Соревнования проходили в красивейших местах ялтинского побережья. В Мисхоре, там, где как раз мимо скал проложено нижнее шоссе, проложено, не повредив ни одного деревца. После пятьдесят первого года, нашего с Хатулевым путешествия, когда я обиделся на Крым, не смотрел по сторонам, - я приехал, конечно, не во второй и не в третий раз. Я часто тренировался в Крыму, но обида не проходила. Только в семьдесят первом я вдруг ощутил, что это - родина моя. Или я изменился за двадцать лет, или Крым по берегам оставался тем же, старинным, татарским - без татар, но лепились же сакли по склонам Ай-Петри. В архитектуре сохранялся стиль востока. И я ощущал, явственно, возвращение мое - на родину.

Но какая же дребедень! Везет в одном, не везет в другом. На первое мая повалили снег, все замерзло. Снег покрыл уже цветущую глицинию, лежал на деревьях, на кустах роз. Скалолазы разгребали снег на зацепках пальцами. И я, в машине сидя или в судейском кресле, очень мерз.

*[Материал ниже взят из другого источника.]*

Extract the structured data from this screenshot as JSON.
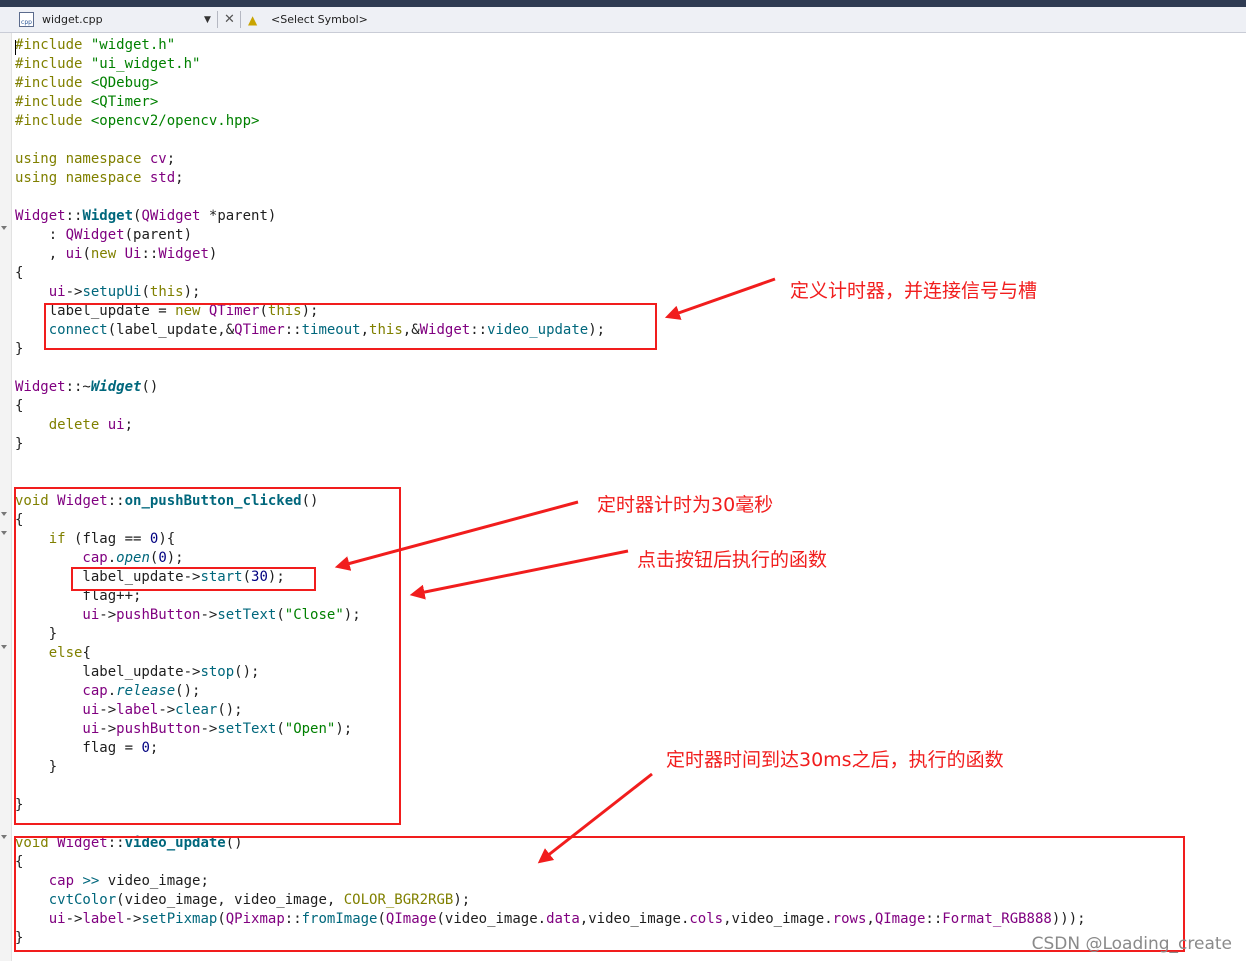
{
  "toolbar": {
    "file_name": "widget.cpp",
    "file_icon_text": "cpp",
    "symbol_selector": "<Select Symbol>"
  },
  "code_lines": [
    [
      {
        "t": "#include ",
        "c": "k"
      },
      {
        "t": "\"widget.h\"",
        "c": "s"
      }
    ],
    [
      {
        "t": "#include ",
        "c": "k"
      },
      {
        "t": "\"ui_widget.h\"",
        "c": "s"
      }
    ],
    [
      {
        "t": "#include ",
        "c": "k"
      },
      {
        "t": "<QDebug>",
        "c": "s"
      }
    ],
    [
      {
        "t": "#include ",
        "c": "k"
      },
      {
        "t": "<QTimer>",
        "c": "s"
      }
    ],
    [
      {
        "t": "#include ",
        "c": "k"
      },
      {
        "t": "<opencv2/opencv.hpp>",
        "c": "s"
      }
    ],
    [],
    [
      {
        "t": "using namespace ",
        "c": "k"
      },
      {
        "t": "cv",
        "c": "t"
      },
      {
        "t": ";",
        "c": ""
      }
    ],
    [
      {
        "t": "using namespace ",
        "c": "k"
      },
      {
        "t": "std",
        "c": "t"
      },
      {
        "t": ";",
        "c": ""
      }
    ],
    [],
    [
      {
        "t": "Widget",
        "c": "t"
      },
      {
        "t": "::",
        "c": ""
      },
      {
        "t": "Widget",
        "c": "fb"
      },
      {
        "t": "(",
        "c": ""
      },
      {
        "t": "QWidget",
        "c": "t"
      },
      {
        "t": " *parent)",
        "c": ""
      }
    ],
    [
      {
        "t": "    : ",
        "c": ""
      },
      {
        "t": "QWidget",
        "c": "t"
      },
      {
        "t": "(parent)",
        "c": ""
      }
    ],
    [
      {
        "t": "    , ",
        "c": ""
      },
      {
        "t": "ui",
        "c": "t"
      },
      {
        "t": "(",
        "c": ""
      },
      {
        "t": "new ",
        "c": "k"
      },
      {
        "t": "Ui",
        "c": "t"
      },
      {
        "t": "::",
        "c": ""
      },
      {
        "t": "Widget",
        "c": "t"
      },
      {
        "t": ")",
        "c": ""
      }
    ],
    [
      {
        "t": "{",
        "c": ""
      }
    ],
    [
      {
        "t": "    ui",
        "c": "t"
      },
      {
        "t": "->",
        "c": ""
      },
      {
        "t": "setupUi",
        "c": "f"
      },
      {
        "t": "(",
        "c": ""
      },
      {
        "t": "this",
        "c": "k"
      },
      {
        "t": ");",
        "c": ""
      }
    ],
    [
      {
        "t": "    label_update",
        "c": ""
      },
      {
        "t": " = ",
        "c": ""
      },
      {
        "t": "new ",
        "c": "k"
      },
      {
        "t": "QTimer",
        "c": "t"
      },
      {
        "t": "(",
        "c": ""
      },
      {
        "t": "this",
        "c": "k"
      },
      {
        "t": ");",
        "c": ""
      }
    ],
    [
      {
        "t": "    connect",
        "c": "f"
      },
      {
        "t": "(label_update,&",
        "c": ""
      },
      {
        "t": "QTimer",
        "c": "t"
      },
      {
        "t": "::",
        "c": ""
      },
      {
        "t": "timeout",
        "c": "f"
      },
      {
        "t": ",",
        "c": ""
      },
      {
        "t": "this",
        "c": "k"
      },
      {
        "t": ",&",
        "c": ""
      },
      {
        "t": "Widget",
        "c": "t"
      },
      {
        "t": "::",
        "c": ""
      },
      {
        "t": "video_update",
        "c": "f"
      },
      {
        "t": ");",
        "c": ""
      }
    ],
    [
      {
        "t": "}",
        "c": ""
      }
    ],
    [],
    [
      {
        "t": "Widget",
        "c": "t"
      },
      {
        "t": "::~",
        "c": ""
      },
      {
        "t": "Widget",
        "c": "iti"
      },
      {
        "t": "()",
        "c": ""
      }
    ],
    [
      {
        "t": "{",
        "c": ""
      }
    ],
    [
      {
        "t": "    delete ",
        "c": "k"
      },
      {
        "t": "ui",
        "c": "t"
      },
      {
        "t": ";",
        "c": ""
      }
    ],
    [
      {
        "t": "}",
        "c": ""
      }
    ],
    [],
    [],
    [
      {
        "t": "void ",
        "c": "k"
      },
      {
        "t": "Widget",
        "c": "t"
      },
      {
        "t": "::",
        "c": ""
      },
      {
        "t": "on_pushButton_clicked",
        "c": "fb"
      },
      {
        "t": "()",
        "c": ""
      }
    ],
    [
      {
        "t": "{",
        "c": ""
      }
    ],
    [
      {
        "t": "    if ",
        "c": "k"
      },
      {
        "t": "(flag == ",
        "c": ""
      },
      {
        "t": "0",
        "c": "n"
      },
      {
        "t": "){",
        "c": ""
      }
    ],
    [
      {
        "t": "        cap",
        "c": "t"
      },
      {
        "t": ".",
        "c": ""
      },
      {
        "t": "open",
        "c": "it"
      },
      {
        "t": "(",
        "c": ""
      },
      {
        "t": "0",
        "c": "n"
      },
      {
        "t": ");",
        "c": ""
      }
    ],
    [
      {
        "t": "        label_update",
        "c": ""
      },
      {
        "t": "->",
        "c": ""
      },
      {
        "t": "start",
        "c": "f"
      },
      {
        "t": "(",
        "c": ""
      },
      {
        "t": "30",
        "c": "n"
      },
      {
        "t": ");",
        "c": ""
      }
    ],
    [
      {
        "t": "        flag++;",
        "c": ""
      }
    ],
    [
      {
        "t": "        ui",
        "c": "t"
      },
      {
        "t": "->",
        "c": ""
      },
      {
        "t": "pushButton",
        "c": "t"
      },
      {
        "t": "->",
        "c": ""
      },
      {
        "t": "setText",
        "c": "f"
      },
      {
        "t": "(",
        "c": ""
      },
      {
        "t": "\"Close\"",
        "c": "s"
      },
      {
        "t": ");",
        "c": ""
      }
    ],
    [
      {
        "t": "    }",
        "c": ""
      }
    ],
    [
      {
        "t": "    else",
        "c": "k"
      },
      {
        "t": "{",
        "c": ""
      }
    ],
    [
      {
        "t": "        label_update",
        "c": ""
      },
      {
        "t": "->",
        "c": ""
      },
      {
        "t": "stop",
        "c": "f"
      },
      {
        "t": "();",
        "c": ""
      }
    ],
    [
      {
        "t": "        cap",
        "c": "t"
      },
      {
        "t": ".",
        "c": ""
      },
      {
        "t": "release",
        "c": "it"
      },
      {
        "t": "();",
        "c": ""
      }
    ],
    [
      {
        "t": "        ui",
        "c": "t"
      },
      {
        "t": "->",
        "c": ""
      },
      {
        "t": "label",
        "c": "t"
      },
      {
        "t": "->",
        "c": ""
      },
      {
        "t": "clear",
        "c": "f"
      },
      {
        "t": "();",
        "c": ""
      }
    ],
    [
      {
        "t": "        ui",
        "c": "t"
      },
      {
        "t": "->",
        "c": ""
      },
      {
        "t": "pushButton",
        "c": "t"
      },
      {
        "t": "->",
        "c": ""
      },
      {
        "t": "setText",
        "c": "f"
      },
      {
        "t": "(",
        "c": ""
      },
      {
        "t": "\"Open\"",
        "c": "s"
      },
      {
        "t": ");",
        "c": ""
      }
    ],
    [
      {
        "t": "        flag = ",
        "c": ""
      },
      {
        "t": "0",
        "c": "n"
      },
      {
        "t": ";",
        "c": ""
      }
    ],
    [
      {
        "t": "    }",
        "c": ""
      }
    ],
    [],
    [
      {
        "t": "}",
        "c": ""
      }
    ],
    [],
    [
      {
        "t": "void ",
        "c": "k"
      },
      {
        "t": "Widget",
        "c": "t"
      },
      {
        "t": "::",
        "c": ""
      },
      {
        "t": "video_update",
        "c": "fb"
      },
      {
        "t": "()",
        "c": ""
      }
    ],
    [
      {
        "t": "{",
        "c": ""
      }
    ],
    [
      {
        "t": "    cap ",
        "c": "t"
      },
      {
        "t": ">>",
        "c": "f"
      },
      {
        "t": " video_image;",
        "c": ""
      }
    ],
    [
      {
        "t": "    cvtColor",
        "c": "f"
      },
      {
        "t": "(video_image, video_image, ",
        "c": ""
      },
      {
        "t": "COLOR_BGR2RGB",
        "c": "k"
      },
      {
        "t": ");",
        "c": ""
      }
    ],
    [
      {
        "t": "    ui",
        "c": "t"
      },
      {
        "t": "->",
        "c": ""
      },
      {
        "t": "label",
        "c": "t"
      },
      {
        "t": "->",
        "c": ""
      },
      {
        "t": "setPixmap",
        "c": "f"
      },
      {
        "t": "(",
        "c": ""
      },
      {
        "t": "QPixmap",
        "c": "t"
      },
      {
        "t": "::",
        "c": ""
      },
      {
        "t": "fromImage",
        "c": "f"
      },
      {
        "t": "(",
        "c": ""
      },
      {
        "t": "QImage",
        "c": "t"
      },
      {
        "t": "(video_image.",
        "c": ""
      },
      {
        "t": "data",
        "c": "t"
      },
      {
        "t": ",video_image.",
        "c": ""
      },
      {
        "t": "cols",
        "c": "t"
      },
      {
        "t": ",video_image.",
        "c": ""
      },
      {
        "t": "rows",
        "c": "t"
      },
      {
        "t": ",",
        "c": ""
      },
      {
        "t": "QImage",
        "c": "t"
      },
      {
        "t": "::",
        "c": ""
      },
      {
        "t": "Format_RGB888",
        "c": "t"
      },
      {
        "t": ")));",
        "c": ""
      }
    ],
    [
      {
        "t": "}",
        "c": ""
      }
    ]
  ],
  "annotations": {
    "timer_define": "定义计时器，并连接信号与槽",
    "timer_30ms": "定时器计时为30毫秒",
    "button_func": "点击按钮后执行的函数",
    "timeout_func": "定时器时间到达30ms之后，执行的函数"
  },
  "watermark": "CSDN @Loading_create",
  "colors": {
    "annotation_red": "#f11d1d",
    "keyword": "#808000",
    "string": "#008000",
    "type": "#800080",
    "function": "#00677c",
    "number": "#000080"
  }
}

- Осталось двадцать секунд! - кричал в мегафон, - осталось пять секунд! Финиш!

Скалолазы подпрыгивали на последнюю зацепку. Зависали в разных позах, как обезьяны. Победитель оценивался пройденной за время высотой. Время для всех одинаково. Потому и прислушивались спортсмены к моему мегафону.

Божуков сидел на веревке на скале и замечал высоту. И фотографировал. Он большой любитель фотографии. Фотограф-любитель, но фотографии делает профессионально.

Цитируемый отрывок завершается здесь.